I'm looking for stuff to clean the bathrooms mainly. 

Thanks,
Kristine


----------



## Marcia in MT (May 11, 2002)

Shower cleaner:

In a quart spray bottle, put
16 - 18 oz. water
2 oz. white vinegar
1 oz. bleach
Fill the bottle almost to the top and add
1 tablespoon dish detergent
Mix gently.

Spray the shower walls, chrome, and glass every time you shower. We also squeegee the walls and doors after spraying. We have very hard water and this makes the shower stay clean and mildew-free.


----------



## tab (Aug 20, 2002)

One of my favorites for scrubbing, a squirt of liquid, usually castile, soap on the sponge, and then throw baking soda on the sponge or area to be scrubbed. Works great at removing soap scum and most everything else.


----------



## Marcia in MT (May 11, 2002)

I've found that old Shout spray bottles work better and last a lot longer than any I've bought at various stores.


----------



## Taylor R. (Apr 3, 2013)

I'm a big fan of keeping things simple. For the shower, I use a grapefruit (plain white grapefruit, as the red can stain), cut in half and sprinkled with salt then used kind of like a sponge. White vinegar and water on all other surfaces, a little baking soda sprinkled in the toilet and scrubbed with a brush.


----------



## FarmChix (Mar 3, 2013)

I mix lemon juice and baking soda into a paste. It is great as a replacement for soft scrub and there are no chemicals.


----------



## sss3 (Jul 15, 2007)

Farm Chix Can bottled lemon juice be used?


----------



## cfuhrer (Jun 11, 2013)

Taylor R. said:


> I'm a big fan of keeping things simple. For the shower, I use a grapefruit (plain white grapefruit, as the red can stain), cut in half and sprinkled with salt then used kind of like a sponge. White vinegar and water on all other surfaces, a little baking soda sprinkled in the toilet and scrubbed with a brush.

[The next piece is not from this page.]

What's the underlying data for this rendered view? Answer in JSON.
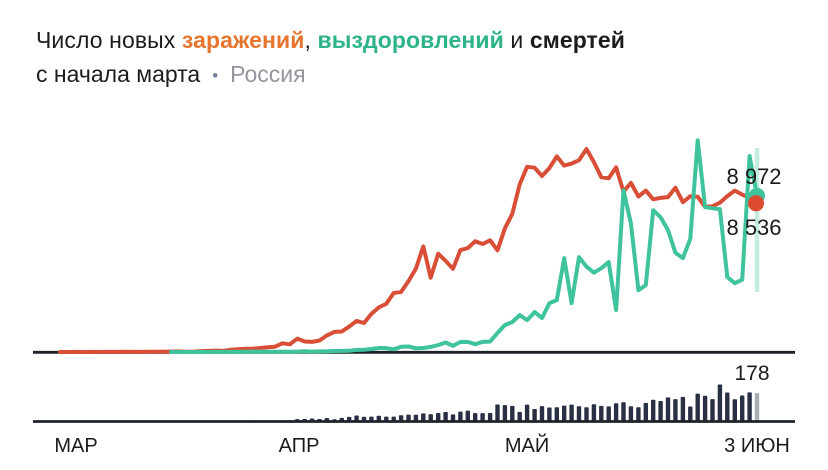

I tried the grapefruit thing a while back but found the pulp to be an absolute bear to get cleaned up afterwards. Any suggestions on that aspect of it?


----------



## Taylor R. (Apr 3, 2013)

I just grab the shower sprayer and crank the pressure up and spray the whole shower down. I imagine if you didn't have a movable shower head, the pulp would be a mess!!


----------



## danarutan (Mar 13, 2011)

For the bathroom I like to use one of the dish sponge with a fill able handle --- fill it half way with dish soap (recipe says yo use Dawn I use Aldi's brand) & the other half with white vinegar --- works great on shower, tub, and sink.


----------



## SJSFarm (Jun 13, 2012)

I use the all purpose cleaner posted here many times.

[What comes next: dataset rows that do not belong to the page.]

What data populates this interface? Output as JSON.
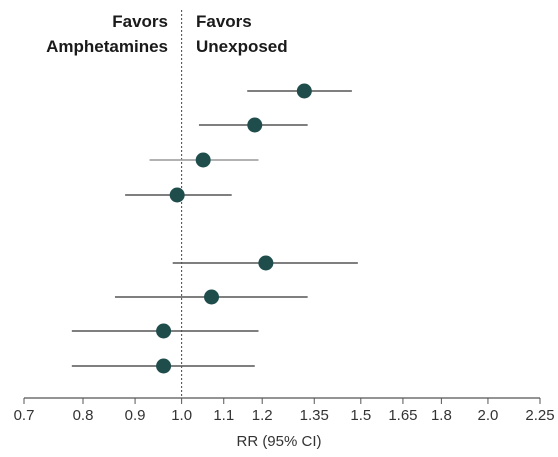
{
  "header": {
    "left_line1": "Favors",
    "left_line2": "Amphetamines",
    "right_line1": "Favors",
    "right_line2": "Unexposed"
  },
  "chart_data": {
    "type": "forest",
    "xlabel": "RR (95% CI)",
    "xscale": "log",
    "xlim": [
      0.7,
      2.25
    ],
    "ticks": [
      {
        "value": 0.7,
        "label": "0.7"
      },
      {
        "value": 0.8,
        "label": "0.8"
      },
      {
        "value": 0.9,
        "label": "0.9"
      },
      {
        "value": 1.0,
        "label": "1.0"
      },
      {
        "value": 1.1,
        "label": "1.1"
      },
      {
        "value": 1.2,
        "label": "1.2"
      },
      {
        "value": 1.35,
        "label": "1.35"
      },
      {
        "value": 1.5,
        "label": "1.5"
      },
      {
        "value": 1.65,
        "label": "1.65"
      },
      {
        "value": 1.8,
        "label": "1.8"
      },
      {
        "value": 2.0,
        "label": "2.0"
      },
      {
        "value": 2.25,
        "label": "2.25"
      }
    ],
    "reference_line": 1.0,
    "rows": [
      {
        "rr": 1.32,
        "lower": 1.16,
        "upper": 1.47,
        "ci_color": "#555555"
      },
      {
        "rr": 1.18,
        "lower": 1.04,
        "upper": 1.33,
        "ci_color": "#555555"
      },
      {
        "rr": 1.05,
        "lower": 0.93,
        "upper": 1.19,
        "ci_color": "#999999"
      },
      {
        "rr": 0.99,
        "lower": 0.88,
        "upper": 1.12,
        "ci_color": "#555555"
      },
      {
        "rr": 1.21,
        "lower": 0.98,
        "upper": 1.49,
        "ci_color": "#555555"
      },
      {
        "rr": 1.07,
        "lower": 0.86,
        "upper": 1.33,
        "ci_color": "#555555"
      },
      {
        "rr": 0.96,
        "lower": 0.78,
        "upper": 1.19,
        "ci_color": "#555555"
      },
      {
        "rr": 0.96,
        "lower": 0.78,
        "upper": 1.18,
        "ci_color": "#555555"
      }
    ],
    "colors": {
      "point": "#1e4d4b",
      "axis": "#555555",
      "reference": "#444444"
    }
  }
}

1 part each water and vinegar 
A little bit of dawn liquid- original blue stuff

Once the shower has been cleaned of soap scum- I use the all purpose spray and dip a good brush in baking soda and scrub- it stays clean with just a weekly spray of this and a rinse down! 

This spray works great in the kitchen and on the counters. 

Thanks Homesteading Today folks for telling me about his cleaner


----------